While many great tech start ups first surfaced in a trendy loft conversion in New York or a ramshackle garage above a salt beef deli and donut shop in San Jose, California — others speak of more humble origins, like four blokes crammed into a Portakabin in Stoke.
Such was the modest starting point for online gambling website bet365 (dot com), but they must put something in the pies and the jars of mild up there in Staffordshire as the company now employs over 1000 people and is one of our biggest online gambling entities.
So how do you take a simple concept like gambling and “manage” it to distribute it to hundreds of thousands of customers, across hundreds of different betting options, in over 200 countries while proving the option to bet on multiple events?
Even harder, how do you do this in live “In-Play” conditions to that gamblers can lose (sorry, *ah hem* – I mean ‘play for extra great lucky gambles!’) on more betting outcomes on the fly?

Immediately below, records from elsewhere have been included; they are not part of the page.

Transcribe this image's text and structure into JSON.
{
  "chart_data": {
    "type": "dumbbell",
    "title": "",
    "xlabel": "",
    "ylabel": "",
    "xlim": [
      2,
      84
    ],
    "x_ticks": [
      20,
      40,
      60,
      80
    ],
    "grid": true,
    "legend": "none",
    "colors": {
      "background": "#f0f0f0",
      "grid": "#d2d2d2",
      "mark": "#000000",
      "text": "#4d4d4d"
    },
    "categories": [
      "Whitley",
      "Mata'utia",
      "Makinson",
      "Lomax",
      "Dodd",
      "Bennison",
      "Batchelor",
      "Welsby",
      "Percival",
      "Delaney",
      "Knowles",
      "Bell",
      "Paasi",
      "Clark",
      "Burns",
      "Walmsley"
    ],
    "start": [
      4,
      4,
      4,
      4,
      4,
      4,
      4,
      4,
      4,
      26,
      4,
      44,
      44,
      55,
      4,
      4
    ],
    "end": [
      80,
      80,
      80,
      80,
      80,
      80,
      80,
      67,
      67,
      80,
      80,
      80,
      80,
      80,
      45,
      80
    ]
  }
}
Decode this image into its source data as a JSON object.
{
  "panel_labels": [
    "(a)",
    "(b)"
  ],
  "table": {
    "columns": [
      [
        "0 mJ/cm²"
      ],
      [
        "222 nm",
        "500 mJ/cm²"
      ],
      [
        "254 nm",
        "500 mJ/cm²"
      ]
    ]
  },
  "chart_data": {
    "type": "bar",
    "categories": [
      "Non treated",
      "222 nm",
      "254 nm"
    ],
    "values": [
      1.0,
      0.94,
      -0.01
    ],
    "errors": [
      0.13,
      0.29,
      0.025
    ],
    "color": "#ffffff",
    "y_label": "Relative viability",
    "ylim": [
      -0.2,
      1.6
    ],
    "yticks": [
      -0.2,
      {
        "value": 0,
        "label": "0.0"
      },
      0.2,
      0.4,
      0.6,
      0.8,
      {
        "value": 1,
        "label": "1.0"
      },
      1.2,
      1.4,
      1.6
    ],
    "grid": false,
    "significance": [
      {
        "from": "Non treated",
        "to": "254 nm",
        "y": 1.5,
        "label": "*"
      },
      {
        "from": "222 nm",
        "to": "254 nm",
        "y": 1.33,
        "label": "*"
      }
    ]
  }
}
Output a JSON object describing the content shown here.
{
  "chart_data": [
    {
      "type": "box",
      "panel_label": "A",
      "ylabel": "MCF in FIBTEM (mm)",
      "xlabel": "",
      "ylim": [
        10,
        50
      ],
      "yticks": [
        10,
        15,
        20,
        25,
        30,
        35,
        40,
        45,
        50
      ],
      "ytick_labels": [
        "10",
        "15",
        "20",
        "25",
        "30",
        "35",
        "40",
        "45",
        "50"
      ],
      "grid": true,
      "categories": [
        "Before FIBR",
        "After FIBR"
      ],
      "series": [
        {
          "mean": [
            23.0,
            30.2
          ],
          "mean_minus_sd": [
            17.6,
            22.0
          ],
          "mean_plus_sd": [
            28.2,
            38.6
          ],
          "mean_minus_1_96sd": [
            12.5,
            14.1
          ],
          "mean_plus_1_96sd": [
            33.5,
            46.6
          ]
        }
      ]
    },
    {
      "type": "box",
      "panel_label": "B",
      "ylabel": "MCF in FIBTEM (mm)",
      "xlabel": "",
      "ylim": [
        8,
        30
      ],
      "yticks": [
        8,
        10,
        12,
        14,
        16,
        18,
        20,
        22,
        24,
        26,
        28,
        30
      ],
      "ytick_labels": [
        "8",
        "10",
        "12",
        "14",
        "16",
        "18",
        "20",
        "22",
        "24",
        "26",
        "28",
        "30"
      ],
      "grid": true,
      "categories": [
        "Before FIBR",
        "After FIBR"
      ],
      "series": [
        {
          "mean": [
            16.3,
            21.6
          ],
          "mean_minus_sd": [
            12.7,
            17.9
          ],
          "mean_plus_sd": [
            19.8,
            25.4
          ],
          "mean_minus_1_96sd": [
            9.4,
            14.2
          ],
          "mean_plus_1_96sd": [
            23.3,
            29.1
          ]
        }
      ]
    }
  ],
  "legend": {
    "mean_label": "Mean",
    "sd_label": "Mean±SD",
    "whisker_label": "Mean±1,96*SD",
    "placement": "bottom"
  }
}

The answer, or at least a good part of it, comes down to bet365’s developers provisioning for Complex Event Processing (CEP).
Essentially, ‘In-Play’, which allows users to bet in as near as real time as possible on all sorts of things like the next corner in a football game or point in a tennis match, uses full-blown CEP software development techniques to drive its web analytics and performance monitoring projects. It provides the eyes and ears for a system whose success is reliant on it being available 24/7 to thousands of concurrent users.
The Deer Hunter live gambling scene with De Niro and Christopher Walken playing Russian Roulette comes almost too conveniently too mind here. But let’s not tar bet365 with that brush as the company appears to be a genuinely British dot com web 2.0 player.
The company explains In-Play as “a game of high availability” (up to 1,000,000 concurrent users on the real time banner system) and low latency on a massive scale (2,000 changes a second), where the user’s dashboard is updated in near real-time – typically in under 2 seconds.
Consider that at times bet365 is serving up to 1,000,000 concurrent users and that they have to make 2,000 changes every second on average per week to pages across the system.
This story is bigger than this brief “nip into the bookies” as detailed here, I hope to report again at a deeper level.